A simple and inexpensive method was developed to rapidly define the specificity of mannose-specific lectins toward oligomannoside-type structures. The method involved the interaction of a mixture of N-[C-14]-acetylated glycoasparagines, prepared by exhaustive pronase digestion of bovine pancreatic ribonuclease B and N-[C-14]-acetylation with [C-14]-acetic anhydride and containing all the possible oligomannoside-type N-glycans, with the lectin immobilized on Sepharose-4B. After exhaustive desalting, the obtained fractions were separated by high-performance thin-layer chromatography on silica gel plates and visualized by autoradiography with intensifying screen. As an example of the usefulness of this method, the fine specificity of artocarpin, the mannose-specificity lectin isolated from seeds of jackfruit (Artocarpus integrifolia) toward oligomannoside-type structures is presented.

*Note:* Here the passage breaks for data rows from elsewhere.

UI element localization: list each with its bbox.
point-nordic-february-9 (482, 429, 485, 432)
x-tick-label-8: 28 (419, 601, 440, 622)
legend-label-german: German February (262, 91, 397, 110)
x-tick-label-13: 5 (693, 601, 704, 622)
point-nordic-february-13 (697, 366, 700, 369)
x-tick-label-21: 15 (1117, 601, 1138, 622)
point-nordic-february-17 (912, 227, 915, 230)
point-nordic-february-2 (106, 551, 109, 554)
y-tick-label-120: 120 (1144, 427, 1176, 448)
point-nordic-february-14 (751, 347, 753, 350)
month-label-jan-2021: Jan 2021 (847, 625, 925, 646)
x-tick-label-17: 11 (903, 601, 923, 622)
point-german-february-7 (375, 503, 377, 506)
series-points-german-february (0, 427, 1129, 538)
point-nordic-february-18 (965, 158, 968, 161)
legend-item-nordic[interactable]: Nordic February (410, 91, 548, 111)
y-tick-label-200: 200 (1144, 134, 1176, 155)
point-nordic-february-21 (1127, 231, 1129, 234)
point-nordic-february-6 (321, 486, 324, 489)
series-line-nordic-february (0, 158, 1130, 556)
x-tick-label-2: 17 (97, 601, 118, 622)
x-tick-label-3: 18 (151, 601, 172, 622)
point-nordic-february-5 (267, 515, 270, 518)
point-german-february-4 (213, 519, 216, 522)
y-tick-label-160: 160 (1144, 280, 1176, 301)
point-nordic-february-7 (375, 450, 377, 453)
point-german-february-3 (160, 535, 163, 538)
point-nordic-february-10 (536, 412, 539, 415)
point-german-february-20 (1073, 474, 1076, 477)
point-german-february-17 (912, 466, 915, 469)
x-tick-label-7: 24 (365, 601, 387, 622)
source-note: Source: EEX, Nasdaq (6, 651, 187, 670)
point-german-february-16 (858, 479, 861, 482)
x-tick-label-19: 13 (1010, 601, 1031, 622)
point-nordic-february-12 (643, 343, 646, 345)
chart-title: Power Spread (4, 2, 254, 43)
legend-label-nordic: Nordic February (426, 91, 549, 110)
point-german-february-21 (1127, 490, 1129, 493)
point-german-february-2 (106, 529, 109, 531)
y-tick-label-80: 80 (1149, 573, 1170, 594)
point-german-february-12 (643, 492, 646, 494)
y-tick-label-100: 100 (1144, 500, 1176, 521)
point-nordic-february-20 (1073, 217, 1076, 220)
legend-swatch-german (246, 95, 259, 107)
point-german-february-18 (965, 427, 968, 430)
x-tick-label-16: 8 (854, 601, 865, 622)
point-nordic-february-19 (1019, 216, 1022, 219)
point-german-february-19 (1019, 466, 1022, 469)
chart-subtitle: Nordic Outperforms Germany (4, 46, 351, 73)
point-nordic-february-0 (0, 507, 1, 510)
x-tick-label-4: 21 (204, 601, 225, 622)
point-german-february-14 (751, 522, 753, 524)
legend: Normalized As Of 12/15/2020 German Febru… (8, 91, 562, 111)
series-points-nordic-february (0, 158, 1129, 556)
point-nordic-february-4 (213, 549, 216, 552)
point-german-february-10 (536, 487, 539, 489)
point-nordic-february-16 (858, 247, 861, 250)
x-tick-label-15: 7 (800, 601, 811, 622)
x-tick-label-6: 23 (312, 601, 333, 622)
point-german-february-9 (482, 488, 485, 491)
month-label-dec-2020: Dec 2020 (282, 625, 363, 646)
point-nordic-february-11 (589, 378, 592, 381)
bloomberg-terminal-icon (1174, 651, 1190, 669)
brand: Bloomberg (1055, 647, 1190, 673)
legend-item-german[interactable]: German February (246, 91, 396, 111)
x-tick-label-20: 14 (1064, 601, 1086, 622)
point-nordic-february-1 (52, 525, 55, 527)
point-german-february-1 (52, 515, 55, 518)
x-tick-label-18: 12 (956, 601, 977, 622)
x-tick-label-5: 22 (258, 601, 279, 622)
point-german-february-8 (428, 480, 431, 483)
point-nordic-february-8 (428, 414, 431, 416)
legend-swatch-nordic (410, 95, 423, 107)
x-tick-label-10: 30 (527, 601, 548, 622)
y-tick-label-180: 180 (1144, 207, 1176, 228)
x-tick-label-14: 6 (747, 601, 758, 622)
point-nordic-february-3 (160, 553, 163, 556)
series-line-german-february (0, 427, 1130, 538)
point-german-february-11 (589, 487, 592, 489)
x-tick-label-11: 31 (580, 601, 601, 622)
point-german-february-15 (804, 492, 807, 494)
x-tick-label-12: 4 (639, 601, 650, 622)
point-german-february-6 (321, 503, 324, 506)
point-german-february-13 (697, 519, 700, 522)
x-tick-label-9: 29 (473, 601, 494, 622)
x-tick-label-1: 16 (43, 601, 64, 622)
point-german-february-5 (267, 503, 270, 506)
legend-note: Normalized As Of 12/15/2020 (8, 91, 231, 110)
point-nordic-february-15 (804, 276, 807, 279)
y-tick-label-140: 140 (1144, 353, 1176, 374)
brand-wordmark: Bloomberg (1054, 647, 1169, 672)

On the basis of such a determination, the best oligomannosidic ligand recognized by a mannose-specific lectin can be selected for studies of crystal structures of the lectin in complex with the defined ligand. Furthermore, some of these immobilized lectins, after definition of their precise specificities with the method, could represent valuable tools for the fractionation and characterization of oligomannose-type structures, present in complex mixtures.